Cybernetics – a transdisciplinary approach
Cybernetics is a transdisciplinary approach for exploring regulatory systems—their structures, constraints, and possibilities. It is concerned with concepts at the core of understanding complex systems such as learning, cognition, adaptation, emergence, communication, and efficiency. Norbert Wiener defined cybernetics in 1948 as “the scientific study of control and communication in the animal and the machine”. This type of organism can be seen as a self-regulating human-machine that make use of sensor, artificial intelligence, and feedback control systems.
Cybernetics is concerned with concepts at the core of understanding complex systems such as learning, cognition, adaptation, emergence, communication, and efficiency.
Cybernetics is the study of human control functions and of mechanical and electronic systems designed to replace them, involving the application of statistical mechanics to communication engineering.

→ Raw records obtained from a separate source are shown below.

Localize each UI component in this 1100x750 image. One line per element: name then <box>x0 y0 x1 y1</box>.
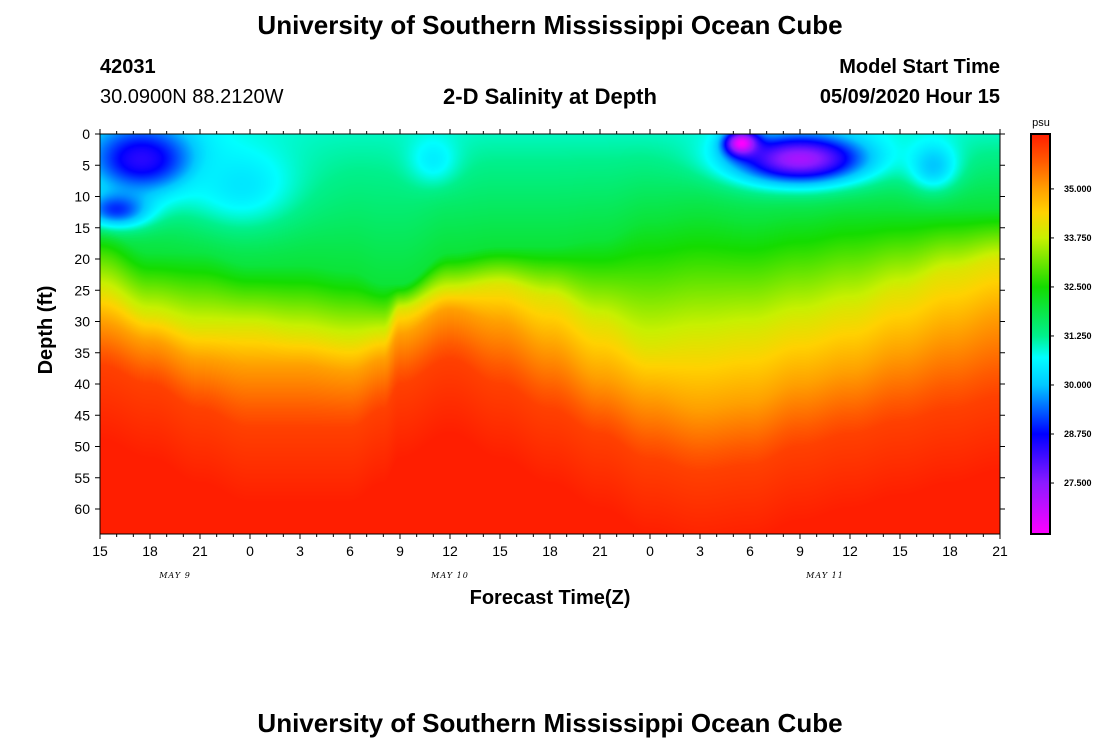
date-label: MAY 9 <box>158 571 191 580</box>
y-tick-label: 0 <box>82 126 90 142</box>
station-id: 42031 <box>100 56 156 78</box>
x-tick-label: 0 <box>646 543 654 559</box>
colorbar-label: 30.000 <box>1064 380 1092 390</box>
colorbar <box>1030 133 1051 535</box>
model-start-label: Model Start Time <box>839 56 1000 78</box>
main-title: University of Southern Mississippi Ocean… <box>257 10 843 40</box>
x-tick-label: 21 <box>592 543 608 559</box>
colorbar-unit: psu <box>1032 117 1050 129</box>
x-tick-label: 3 <box>696 543 704 559</box>
x-tick-label: 21 <box>192 543 208 559</box>
y-tick-label: 30 <box>74 314 90 330</box>
x-tick-label: 6 <box>746 543 754 559</box>
colorbar-label: 27.500 <box>1064 478 1092 488</box>
y-tick-label: 20 <box>74 251 90 267</box>
y-tick-label: 40 <box>74 376 90 392</box>
x-tick-label: 18 <box>142 543 158 559</box>
chart-title: 2-D Salinity at Depth <box>443 84 657 109</box>
y-tick-label: 15 <box>74 220 90 236</box>
y-tick-label: 45 <box>74 407 90 423</box>
x-axis-ticks: 15 18 21 0 3 6 9 12 15 18 21 0 3 6 9 12 15 18 21 <box>92 129 1008 559</box>
x-tick-label: 12 <box>842 543 858 559</box>
x-tick-label: 9 <box>396 543 404 559</box>
x-tick-label: 3 <box>296 543 304 559</box>
y-tick-label: 25 <box>74 282 90 298</box>
date-labels: MAY 9 MAY 10 MAY 11 <box>158 571 844 580</box>
y-tick-label: 10 <box>74 189 90 205</box>
model-start-time: 05/09/2020 Hour 15 <box>819 86 1000 108</box>
colorbar-label: 31.250 <box>1064 331 1092 341</box>
x-tick-label: 21 <box>992 543 1008 559</box>
salinity-heatmap <box>100 134 1000 534</box>
y-tick-label: 60 <box>74 501 90 517</box>
colorbar-label: 33.750 <box>1064 233 1092 243</box>
x-tick-label: 6 <box>346 543 354 559</box>
y-axis-ticks: 0 5 10 15 20 25 30 35 40 45 50 55 60 <box>74 126 1005 517</box>
y-axis-title: Depth (ft) <box>35 286 57 375</box>
y-tick-label: 50 <box>74 439 90 455</box>
x-tick-label: 18 <box>942 543 958 559</box>
y-tick-label: 5 <box>82 157 90 173</box>
y-tick-label: 35 <box>74 345 90 361</box>
heatmap-container <box>100 134 1000 534</box>
x-tick-label: 15 <box>892 543 908 559</box>
x-tick-label: 15 <box>92 543 108 559</box>
station-coords: 30.0900N 88.2120W <box>100 86 284 108</box>
x-tick-label: 18 <box>542 543 558 559</box>
x-tick-label: 9 <box>796 543 804 559</box>
x-tick-label: 15 <box>492 543 508 559</box>
colorbar-labels: 35.000 33.750 32.500 31.250 30.000 28.750 27.5… <box>1050 184 1092 488</box>
x-axis-title: Forecast Time(Z) <box>470 587 631 609</box>
date-label: MAY 10 <box>430 571 469 580</box>
date-label: MAY 11 <box>805 571 844 580</box>
y-tick-label: 55 <box>74 470 90 486</box>
x-tick-label: 0 <box>246 543 254 559</box>
footer-title: University of Southern Mississippi Ocean… <box>257 708 843 738</box>
x-tick-label: 12 <box>442 543 458 559</box>
colorbar-label: 35.000 <box>1064 184 1092 194</box>
colorbar-label: 32.500 <box>1064 282 1092 292</box>
colorbar-label: 28.750 <box>1064 429 1092 439</box>
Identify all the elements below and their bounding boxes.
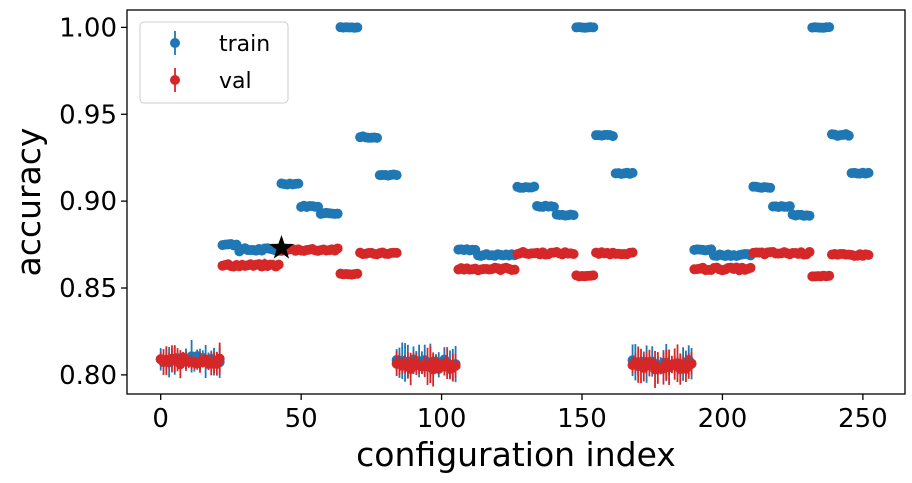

It is applicable when a system being analyzed incorporates a closed signaling loop—originally referred to as a “circular causal” relationship—that is, where action by the system generates some change in its environment and that change is reflected in the system in some manner (feedback) that triggers a system change. In addition to this, cyberspace (electronic medium of computer networks in which online communication takes place) is closely related to cybernetic signal processing and communication theory.
Cybernetics is relevant to, for example, mechanical, physical, biological, cognitive, and social systems. It has been influenced by and, in turn, has applications in fields as diverse as psychology and control theory, philosophy and mechanical engineering, architecture and evolutionary biology, or social sciences and electrical engineering. The essential goal of the broad field of cybernetics is to understand and define the functions and processes of systems that have goals and that participate in circular, causal chains that move from action to sensing to comparison with the desired goal, and again to action. It includes not only the science of control but all forms of information processing as well. Its focus is how anything (digital, mechanical, or biological) processes information, reacts to information, and changes or can be changed to better accomplish the first two tasks. It is the science of communication and control theory that is concerned especially with the comparative study of automatic control systems.
Cybernetics as a concept in society has been around at least since Plato used it to refer to government. Cybernetics includes the study of feedback, black boxes, and derived concepts such as communication and control in living organisms, machines, and organizations including self-organization. It focuses on fresh formulations of problems and new methods of investigation.